It was during the height of the AIDS epidemic that Young blasted homosexuals, blaming them for the spread of AIDS and expressing disgust at the idea of having to interact with them at the grocery store.
"You go to a supermarket and you see a faggot behind the f***in' cash register, you don't want him to handle your potatoes," Young stated at the time.
These statements are far more "offensive" than anything Rogan has ever said, and yet Young's music is still on Spotify. One wonders: Should Young be banned from Spotify just like Stew Peters was?
Even U.S. Surgeon General Vivek Murthy called for Rogan to be censored for spreading "misinformation." Should Young also be banned for spreading "misinformation" about queers and AIDS?
Even though Rolling Stone claimed, as of 2013, that Young has long since abandoned "right-wing politics," there is no excuse, if the Left is going to remain consistent with its doctrines, that Young should be allowed to continue making money on Spotify or any other Big Tech platform.
Young tried to make up for his 1985 statements about homosexuals by writing an anti-George H.W. Bush screed in 1989 called "Rockin' in the Free World." He also was one of the most vocal critics of son George W. Bush during the early 2000s.
Perhaps this was penance enough, in the eyes of some liberals, to cleanse Young of his un-woke sins. Or perhaps he still needs to be held accountable for breaking the cardinal sin of exclusion and "homophobia?"
"People are funny, especially the self-righteous," wrote one person in response to the news about Young's past anti-homo statements.
"I would actually prefer a clean, sane person handling and bagging my food than this filthy geriatric despot," wrote someone else about Young.
Almost nobody on Twitter or anywhere else online had anything positive to say about Young, who is clearly a hypocrite casting stones inside a glass house.
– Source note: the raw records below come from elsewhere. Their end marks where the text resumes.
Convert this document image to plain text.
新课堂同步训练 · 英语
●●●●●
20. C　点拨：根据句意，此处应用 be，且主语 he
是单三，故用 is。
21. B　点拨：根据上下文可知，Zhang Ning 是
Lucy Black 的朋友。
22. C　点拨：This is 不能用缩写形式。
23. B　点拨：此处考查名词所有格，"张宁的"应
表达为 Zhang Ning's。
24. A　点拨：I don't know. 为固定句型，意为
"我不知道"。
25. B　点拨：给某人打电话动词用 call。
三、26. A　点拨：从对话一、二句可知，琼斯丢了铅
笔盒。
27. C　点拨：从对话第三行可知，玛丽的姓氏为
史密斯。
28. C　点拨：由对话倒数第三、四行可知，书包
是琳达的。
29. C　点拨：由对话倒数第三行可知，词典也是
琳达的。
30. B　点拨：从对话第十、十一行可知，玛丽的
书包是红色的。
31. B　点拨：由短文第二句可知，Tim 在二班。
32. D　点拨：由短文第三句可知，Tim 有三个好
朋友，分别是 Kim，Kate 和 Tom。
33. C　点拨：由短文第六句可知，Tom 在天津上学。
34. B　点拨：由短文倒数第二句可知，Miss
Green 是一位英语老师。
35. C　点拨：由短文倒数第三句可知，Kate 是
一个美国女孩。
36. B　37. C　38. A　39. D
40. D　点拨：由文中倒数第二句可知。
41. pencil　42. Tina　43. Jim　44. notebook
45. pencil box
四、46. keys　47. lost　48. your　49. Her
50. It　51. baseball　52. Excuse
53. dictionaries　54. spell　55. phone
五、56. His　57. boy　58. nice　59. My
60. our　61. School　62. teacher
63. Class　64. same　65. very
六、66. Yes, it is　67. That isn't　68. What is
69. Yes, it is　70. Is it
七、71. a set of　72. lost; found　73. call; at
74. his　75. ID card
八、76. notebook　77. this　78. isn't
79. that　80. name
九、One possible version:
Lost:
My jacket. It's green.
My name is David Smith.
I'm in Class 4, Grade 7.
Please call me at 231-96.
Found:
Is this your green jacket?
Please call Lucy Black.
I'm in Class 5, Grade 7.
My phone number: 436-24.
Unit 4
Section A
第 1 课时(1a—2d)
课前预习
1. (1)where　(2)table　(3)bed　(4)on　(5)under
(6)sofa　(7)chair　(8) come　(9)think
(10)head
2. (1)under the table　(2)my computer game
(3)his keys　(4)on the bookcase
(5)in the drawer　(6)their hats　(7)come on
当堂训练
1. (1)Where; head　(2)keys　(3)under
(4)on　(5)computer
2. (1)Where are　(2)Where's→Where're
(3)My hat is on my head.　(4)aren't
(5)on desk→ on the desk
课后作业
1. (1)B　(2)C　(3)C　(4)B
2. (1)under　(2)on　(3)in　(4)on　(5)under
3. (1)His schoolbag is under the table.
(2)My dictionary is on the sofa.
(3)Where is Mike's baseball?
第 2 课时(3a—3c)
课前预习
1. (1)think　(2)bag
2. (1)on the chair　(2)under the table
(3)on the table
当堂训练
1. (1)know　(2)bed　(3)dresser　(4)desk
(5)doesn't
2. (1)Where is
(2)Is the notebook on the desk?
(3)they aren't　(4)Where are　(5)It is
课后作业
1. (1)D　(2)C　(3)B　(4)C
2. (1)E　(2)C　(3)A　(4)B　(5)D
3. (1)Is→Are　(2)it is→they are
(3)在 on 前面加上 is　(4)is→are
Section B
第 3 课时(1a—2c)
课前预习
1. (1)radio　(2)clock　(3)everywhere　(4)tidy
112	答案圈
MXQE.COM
"Don't forget that ol' Neil sold 50 percent of his music catalogue to the Hipgnosis Songs Fund, which is half-owned by Blackrock, which also owns Pfizer," pointed out another about how Young has a vested financial interest in supporting the government's plandemic narrative, which Rogan put on blast.
"You don't think the owner of the music commanded the artist to do something nefarious like support censorship, do you? Follow the money, always. It comes down to that pretty much in every instance of silliness we are seeing in clown world today."
"He wasn't wrong about AIDS," suggested another.
An op-ed recently published by the Financial Post denounces Young for maintaining a false persona of being a "fan of freedom," not only for his Rogan-Spotify stunt but also for denying the freedom of oil workers, tech executives and big banks.
The 76-year-old wants to kill off all fossil fuels, it turns out, even though an untold number of lives would be devastated by such a move. He infamously called on Barack Hussein Obama to halt the Keystone XL pipeline.
Young also opposes the impact of Alberta's oilsands on the Canadian landscape, comparing them to the dropping of the nuclear bomb on Hiroshima, Japan, in 1945.
"He was just listening to Fauci back then as well," commented someone else about Young's AIDS commentary from the '80s. "The good doctor misled everyone on the AIDS virus."